Species distribution models (SDMs) are used to predict biodiversity patterns given expected changes in climate, however, they assume species exist in isolation even though research shows that a species response to climate is often mediated by their interactions and associations with other species. Recently developed methods, called community level models (CLMs), incorporate species associations in order to predict species distributions and communities properties. Although encouraging, the ability of these models to predict biodiversity to novel climates is unknown. Our research uses the fossil pollen record of eastern North America and paleoclimate simulations for the past 21,000 years to compare the ability of 5 SDMs and 5 CLMs to predict species distributions and community composition across periods of climatic change. We are also working on extending our results to climate scenarios for the future.

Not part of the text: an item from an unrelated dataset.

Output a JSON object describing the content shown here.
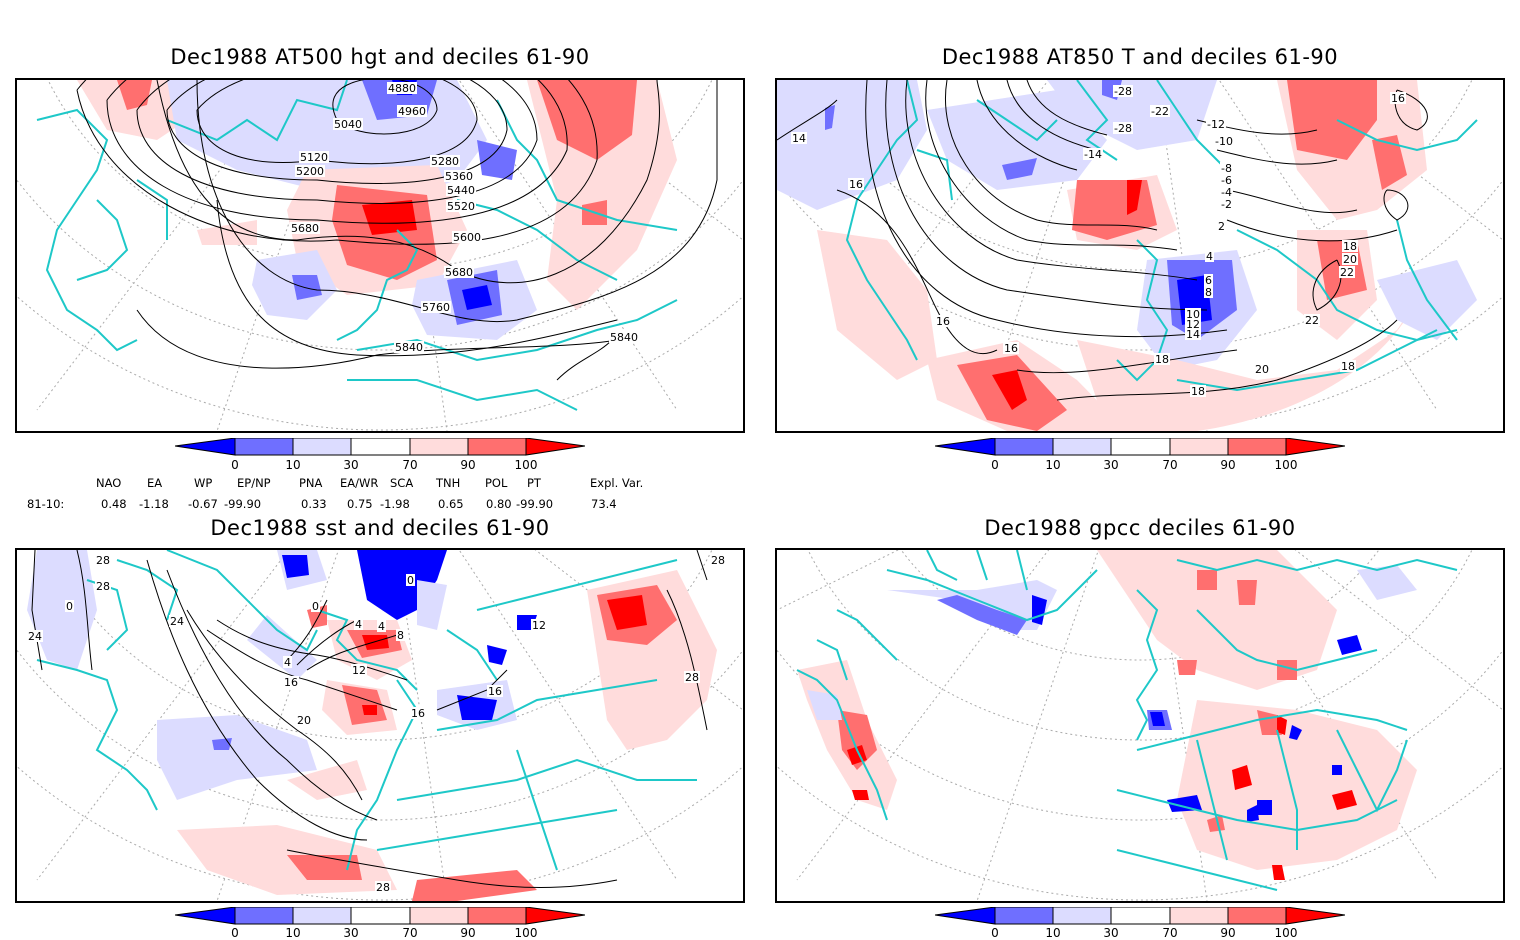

Furthermore, when mega-herbivores went extinct in the late Pleistocene, plant community composition changed, suggesting a cross-trophic cascading effect. We are investigating this phenomenon by incorporating mammal and plant species co-occurrences into CLMs. This work involves updating and verifying mammal fossil assemblages in eastern North America from the Neotoma and Faunmap databases. In the process we are also developing quality control methods to standardize the use of radiocarbon dates for mammals in paleoecological analyses.
This NSF-funded work has been led by postdoc Kaitlin Maguire and is collaborative with Matt Fitzpatrick and his postdoc Diego Nieto-Lugilde, and Jack Williams. Collaborator Simon Ferrier at CSIRO and climate modeler Dave Lorenz, as well as many others, contribute to various parts of the project.